EDUCATOR & SPEAKER
Educator
After two decades in the classroom, I am confident of three things:
> Everyone can write.
> Everyone should write.
> Writing is vastly undervalued.
This doesn’t mean everyone should see themselves as an author or that every piece of writing should be presented to an outside audience. Writing is slower, deeper, richer thinking that, when done consistently and well, makes a person more empathetic and knowledgeable. It is the process through which people take their own ideas and place them in a larger conversation on the topic. It is where we test, reject, and accept thoughts that would otherwise go unchecked. In the end, the process of writing should make us better versions of ourselves. This philosophy has animated my work in classrooms ranging from public high schools to art institutes to public and private universities.

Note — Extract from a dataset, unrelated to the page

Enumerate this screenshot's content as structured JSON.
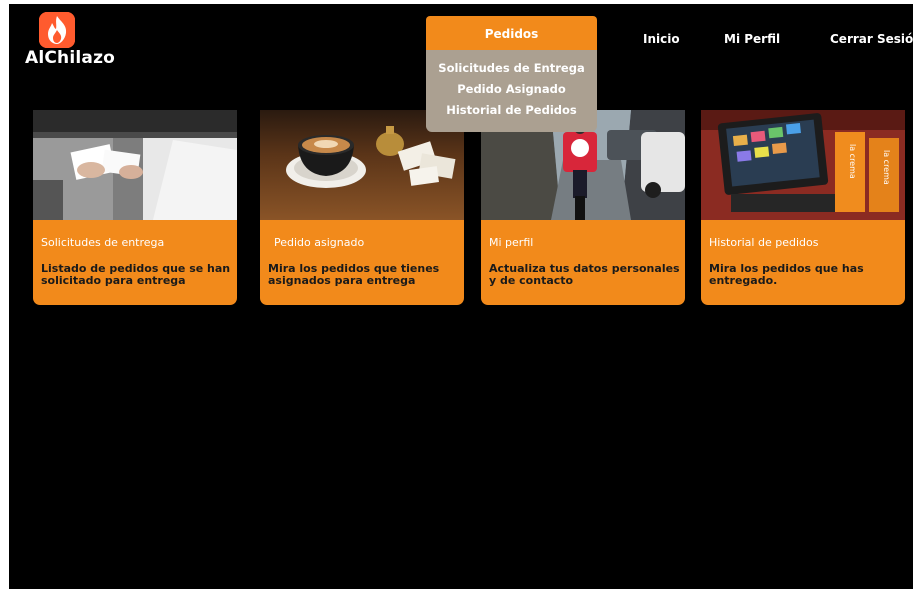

It also drives the majority of my scholarship focused on practical concerns within the art and science of teaching creative writing.
Speaker
There are a few facets of my lived experience that factor into my public speaking. I am the youngest child of a preacher. A former singer who performed quite a bit. A basketball coach who often gave technical instruction in parable form. A storyteller whose love language is sarcasm. A journalist who cared less about who was answering the question than who they were answering for and who they should be answering to. And an educator known for leaving unplanned space in every lesson to allow for riffing as the spirit leads. All of these elements combine in my public speaking, which focuses on writing, story, creativity, publishing, education, and issues of race related to adoption and all as they intersect with belief.
Meet Michael Clark
The folks in my university’s marketing department asked my to describe why I love my discipline. Turns out the my answer is pretty simple. I teach the most important subject.

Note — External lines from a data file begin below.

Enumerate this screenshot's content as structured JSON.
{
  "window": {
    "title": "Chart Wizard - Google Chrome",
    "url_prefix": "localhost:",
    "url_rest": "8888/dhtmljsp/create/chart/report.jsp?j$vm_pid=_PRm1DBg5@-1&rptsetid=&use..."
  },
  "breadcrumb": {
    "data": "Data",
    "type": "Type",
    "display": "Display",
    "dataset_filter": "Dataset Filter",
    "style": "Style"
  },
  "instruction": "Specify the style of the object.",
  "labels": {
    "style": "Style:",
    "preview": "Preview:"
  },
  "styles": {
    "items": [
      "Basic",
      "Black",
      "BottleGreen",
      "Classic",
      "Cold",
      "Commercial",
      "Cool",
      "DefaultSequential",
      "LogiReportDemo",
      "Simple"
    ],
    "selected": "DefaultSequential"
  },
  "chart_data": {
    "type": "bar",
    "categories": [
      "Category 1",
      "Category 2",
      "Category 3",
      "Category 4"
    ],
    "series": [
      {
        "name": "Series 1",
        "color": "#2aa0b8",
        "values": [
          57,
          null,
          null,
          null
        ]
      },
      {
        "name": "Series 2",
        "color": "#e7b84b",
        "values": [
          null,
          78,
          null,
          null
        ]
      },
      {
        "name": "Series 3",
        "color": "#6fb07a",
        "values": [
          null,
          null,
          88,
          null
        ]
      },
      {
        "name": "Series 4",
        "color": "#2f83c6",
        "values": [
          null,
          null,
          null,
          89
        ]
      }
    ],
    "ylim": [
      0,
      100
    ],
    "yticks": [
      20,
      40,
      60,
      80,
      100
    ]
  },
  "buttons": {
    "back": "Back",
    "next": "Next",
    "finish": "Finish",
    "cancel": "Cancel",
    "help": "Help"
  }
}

This video had been around for a year before I knew it existed. It makes me extremely happy to hear one of my now former students describe getting exactly what I hope they all will.
"Dr. Clark made the greatest contribution to my academic career. His teaching style seamlessly maneuvered between thoughtful lectures and attentive workshop facilitation. He approached every student's writing with a reverent devotion that made us feel dignified, like we could improve regardless of our starting point."